Nowhere does Dylan suggest that all of this trouble is about to end. There is the rambling trainsong, When the Ships Come-In that is a furious tirade against anyone whoever exploited anyone, promising that one day the chains will be cut-off and thrown to the bottom of the ocean. But even this is curbed by the proceeding story of Hattie Carroll, a Black woman brutally beaten to death on the drunken whim of a drunk White slaveowner.

Every song on the album is a instant great, a powerful tune of suffering and hardship. Nowhere is this expressed better than in Dylan's personal songs. Boots of Spanish Leather has to be one of the saddest love songs ever written. One Too Many Mornings suggests a mind that can no longer bare to try and observe and rally against the Establishment anymore - the madness it has seen has coloured its vision forever, and Dylan will never be so young, so hopeful ever again.

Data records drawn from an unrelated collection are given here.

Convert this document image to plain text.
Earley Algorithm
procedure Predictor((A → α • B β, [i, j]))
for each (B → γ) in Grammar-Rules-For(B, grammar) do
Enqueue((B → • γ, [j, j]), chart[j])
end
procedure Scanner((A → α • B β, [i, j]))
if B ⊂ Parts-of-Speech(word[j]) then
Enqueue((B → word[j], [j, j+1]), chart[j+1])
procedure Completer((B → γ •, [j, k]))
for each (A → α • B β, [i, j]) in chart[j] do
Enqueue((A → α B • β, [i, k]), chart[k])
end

Down the streets the dogs are barkin, and the day is a gettin' dark. When the night comes in a fallin', the dogs'll lose their bark. And the silent night'll shatter from the sounds inside my mind. I'm just one too many mornings and a thousand miles behind. 

The final song, Restless Farewell is a fitting, croaking end to an album soaked in brutality and the pain of defeat. The final verse, counts a false clock trying to tick out my time, to disgrace distract and bother me, but at the same time promises to keep his arrows slick and his powder dry, to retreat in order to work out how to make my own stand and remain as I am. There could be no more fitting album or song to chorus Dylan's departure from the folk scene, and no more apt precursor to the renewed, fighting energies of Bringing It All Back Home and Highway 61.